Hubungan ini dasarnya adalah iman. Disini setiap individu dituntut untuk memahami dan memiliki ilmu berukhuwwah sesuai dengan al-Qur’an dan Sunnah. Dan seandainya kamu berselisih akan sesuatu, maka kembalilah pada Allah dan Rasulnya, jika beriman kepada Allah dan hari akhir (An-Nisa’ : 59).
Persahabatan yang tidak karena Allah dan tidak merujuk kepada perintahNya bukanlah ukhuwwah. Karena itu istilah ukhuwwah wathaniyyah tidak relevan dan keluar dari konteks ini. (Hadis “Mencintai negara adalah sebagian dari iman” adalah hadis Dhaif)
Kedua, dimensi individual (fardiyyah) yakni ukhuwwah dalam bentuk nyata hubungan antar individu di masyarakat. Didalamnya terdapat etika hubungan, sikap mental, tutur kata, solidaritas, belas kasih, timbang rasa dan lain-lain yang telah disebutkan diatas.
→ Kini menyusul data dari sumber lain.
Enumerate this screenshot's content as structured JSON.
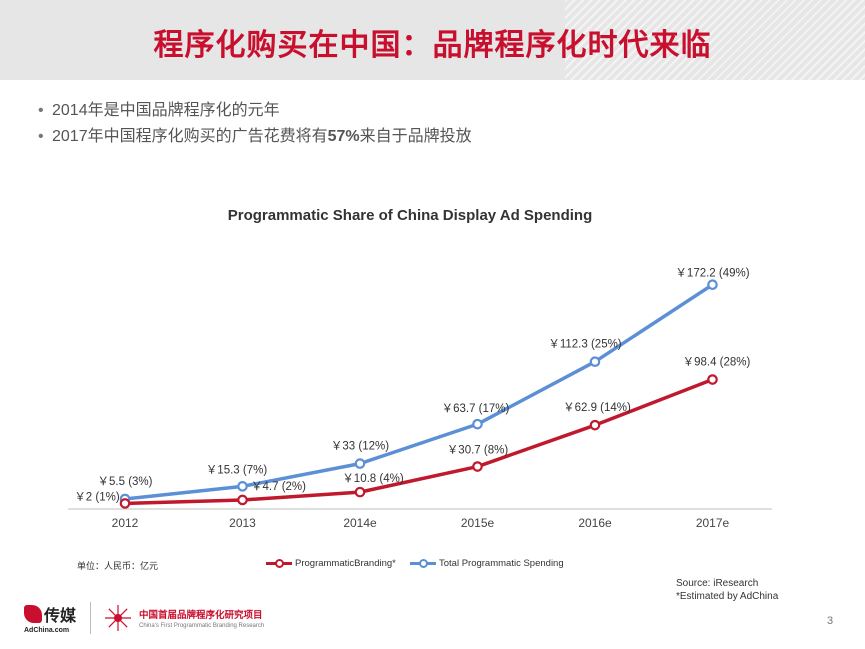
{
  "header": {
    "title": "程序化购买在中国：品牌程序化时代来临"
  },
  "bullets": [
    {
      "text": "2014年是中国品牌程序化的元年"
    },
    {
      "before": "2017年中国程序化购买的广告花费将有",
      "bold": "57%",
      "after": "来自于品牌投放"
    }
  ],
  "bullet_symbol": "•",
  "chart_data": {
    "type": "line",
    "title": "Programmatic Share of China Display Ad Spending",
    "categories": [
      "2012",
      "2013",
      "2014e",
      "2015e",
      "2016e",
      "2017e"
    ],
    "unit_note": "单位：人民币：亿元",
    "series": [
      {
        "name": "Total Programmatic Spending",
        "color": "#5b8fd6",
        "values": [
          5.5,
          15.3,
          33,
          63.7,
          112.3,
          172.2
        ],
        "labels": [
          "￥5.5 (3%)",
          "￥15.3 (7%)",
          "￥33 (12%)",
          "￥63.7 (17%)",
          "￥112.3 (25%)",
          "￥172.2 (49%)"
        ]
      },
      {
        "name": "ProgrammaticBranding*",
        "color": "#c0192e",
        "values": [
          2,
          4.7,
          10.8,
          30.7,
          62.9,
          98.4
        ],
        "labels": [
          "￥2 (1%)",
          "￥4.7 (2%)",
          "￥10.8 (4%)",
          "￥30.7 (8%)",
          "￥62.9 (14%)",
          "￥98.4 (28%)"
        ]
      }
    ],
    "legend_order": [
      1,
      0
    ],
    "ylim": [
      0,
      180
    ],
    "grid": false,
    "legend_position": "bottom"
  },
  "source": {
    "line1": "Source: iResearch",
    "line2": "*Estimated by AdChina"
  },
  "footer": {
    "logo1_name": "传媒",
    "logo1_sub": "AdChina.com",
    "logo2_cn": "中国首届品牌程序化研究项目",
    "logo2_en": "China's First Programmatic Branding Research"
  },
  "page_number": "3",
  "colors": {
    "accent": "#c8102e",
    "header_bg": "#e6e6e6"
  }
}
Keseluruhan bentuk hubungan individu ini tidak lepas dari asas dimensi keimanan. Karena itu Rasulullah menjelaskan hubungan antara iman dan sikap-sikap kita dalam ber-ukhuwwah dalam sabdanya: Yang paling kokoh pertalian iman ialah kasih sayang pada jalan Allah dan marah pada jalan Allah (HR.Ahmad)
Ketiga, dimensi sosial (ijtima’iyyah), yakni ukhuwwah dalam bentuk hubungan individu dengan masyarakatnya. Disini kesalehan individual harus disempurnakan dengan kesalehan sosial.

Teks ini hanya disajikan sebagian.